General information
- Type: Ultralight trike
- National origin: Germany
- Manufacturer: Bautek
- Status: In production (2013)

History
- Introduction date: 2009
- First flight: 2009

= Bautek Skycruiser =

German ultralight trike

The Bautek Skycruiser is a German ultralight trike, designed and produced by Bautek of Kenn, Germany. The aircraft is supplied as a complete ready-to-fly-aircraft.

==Design and development==
The Skycruiser was Bautek's first trike design and was designed to comply with the German 120 kg microlight category. The aircraft features a cable-braced hang glider-style high-wing, weight-shift controls, a single-seat open cockpit, tricycle landing gear with finned wheel pants and a single engine in pusher configuration.

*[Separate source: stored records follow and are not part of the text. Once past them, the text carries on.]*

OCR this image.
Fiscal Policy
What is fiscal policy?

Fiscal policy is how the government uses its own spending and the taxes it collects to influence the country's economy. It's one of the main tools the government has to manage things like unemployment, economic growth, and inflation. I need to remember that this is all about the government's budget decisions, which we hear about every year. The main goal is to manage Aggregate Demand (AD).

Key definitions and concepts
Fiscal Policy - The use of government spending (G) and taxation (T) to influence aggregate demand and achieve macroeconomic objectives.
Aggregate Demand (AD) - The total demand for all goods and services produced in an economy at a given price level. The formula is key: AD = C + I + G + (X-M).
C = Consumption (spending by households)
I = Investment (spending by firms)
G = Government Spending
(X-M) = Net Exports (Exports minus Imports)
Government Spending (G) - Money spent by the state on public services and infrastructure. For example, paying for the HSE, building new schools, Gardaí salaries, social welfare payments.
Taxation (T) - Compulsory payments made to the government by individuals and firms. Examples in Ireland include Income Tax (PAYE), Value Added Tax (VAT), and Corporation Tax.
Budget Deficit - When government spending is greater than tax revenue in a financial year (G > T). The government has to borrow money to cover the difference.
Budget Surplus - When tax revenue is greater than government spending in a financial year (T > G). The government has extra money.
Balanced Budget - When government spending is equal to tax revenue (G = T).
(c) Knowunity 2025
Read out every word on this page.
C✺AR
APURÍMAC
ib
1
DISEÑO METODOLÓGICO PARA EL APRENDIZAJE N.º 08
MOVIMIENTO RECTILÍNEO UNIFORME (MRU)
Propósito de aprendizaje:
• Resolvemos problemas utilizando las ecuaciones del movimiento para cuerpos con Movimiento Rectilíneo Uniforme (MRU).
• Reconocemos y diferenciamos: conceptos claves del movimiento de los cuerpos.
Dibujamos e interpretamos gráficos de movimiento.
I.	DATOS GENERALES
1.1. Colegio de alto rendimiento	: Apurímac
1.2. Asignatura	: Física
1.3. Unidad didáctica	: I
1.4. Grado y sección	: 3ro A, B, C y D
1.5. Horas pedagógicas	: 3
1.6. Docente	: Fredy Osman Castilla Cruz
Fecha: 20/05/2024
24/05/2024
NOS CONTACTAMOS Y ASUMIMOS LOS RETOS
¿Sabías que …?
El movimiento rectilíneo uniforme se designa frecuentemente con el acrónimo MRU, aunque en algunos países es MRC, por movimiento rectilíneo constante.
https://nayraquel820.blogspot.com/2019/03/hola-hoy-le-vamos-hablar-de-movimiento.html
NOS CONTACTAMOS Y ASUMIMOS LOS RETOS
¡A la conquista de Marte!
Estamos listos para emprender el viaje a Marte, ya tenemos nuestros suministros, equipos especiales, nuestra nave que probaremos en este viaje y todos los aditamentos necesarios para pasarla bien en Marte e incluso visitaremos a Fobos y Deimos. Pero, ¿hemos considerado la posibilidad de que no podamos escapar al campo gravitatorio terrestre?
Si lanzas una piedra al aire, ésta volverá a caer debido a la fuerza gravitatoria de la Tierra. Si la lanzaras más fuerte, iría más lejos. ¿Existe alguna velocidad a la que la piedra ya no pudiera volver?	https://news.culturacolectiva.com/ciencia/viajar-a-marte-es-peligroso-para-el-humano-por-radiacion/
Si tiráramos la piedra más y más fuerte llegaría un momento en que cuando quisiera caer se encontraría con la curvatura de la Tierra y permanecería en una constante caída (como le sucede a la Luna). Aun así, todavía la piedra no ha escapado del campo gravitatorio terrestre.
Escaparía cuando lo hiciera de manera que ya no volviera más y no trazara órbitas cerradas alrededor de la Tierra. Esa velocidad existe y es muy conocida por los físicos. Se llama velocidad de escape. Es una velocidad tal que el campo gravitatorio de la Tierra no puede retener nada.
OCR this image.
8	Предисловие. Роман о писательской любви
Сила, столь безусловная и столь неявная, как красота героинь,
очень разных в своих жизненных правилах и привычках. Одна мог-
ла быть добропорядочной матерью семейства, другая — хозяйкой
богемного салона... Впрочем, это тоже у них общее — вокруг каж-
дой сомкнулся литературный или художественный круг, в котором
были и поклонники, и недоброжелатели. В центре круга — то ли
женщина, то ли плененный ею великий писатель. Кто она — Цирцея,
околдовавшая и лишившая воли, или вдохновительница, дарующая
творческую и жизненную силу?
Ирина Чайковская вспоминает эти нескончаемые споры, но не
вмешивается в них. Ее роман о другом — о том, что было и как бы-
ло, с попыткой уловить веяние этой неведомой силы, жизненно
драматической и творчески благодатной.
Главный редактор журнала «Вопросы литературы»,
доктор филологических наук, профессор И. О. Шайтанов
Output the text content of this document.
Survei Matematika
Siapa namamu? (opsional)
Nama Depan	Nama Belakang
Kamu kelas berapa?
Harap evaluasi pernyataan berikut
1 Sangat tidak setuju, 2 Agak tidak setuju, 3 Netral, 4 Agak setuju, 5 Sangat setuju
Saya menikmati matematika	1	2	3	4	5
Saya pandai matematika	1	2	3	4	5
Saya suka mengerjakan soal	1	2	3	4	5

The aircraft is made from bolted-together aluminum tubing, with its double surface wing covered in Dacron sailcloth. Its 9.5 m span Bautek Pico L wing is supported by a single tube-type kingpost and uses an "A" frame weight-shift control bar. The powerplant is a specially modified and tuned twin cylinder, air-cooled, four-stroke, 38 hp Briggs & Stratton Vanguard 1000 engine. This engine provides good fuel economy with a low noise level of 55 dB and produces a cruise speed of 90 km/h.

The aircraft has an empty weight of 75 kg without the wing fitted and a gross weight of 238 kg. The fuel tank holds 30 L of fuel.

The Skycruiser is German DULV certified.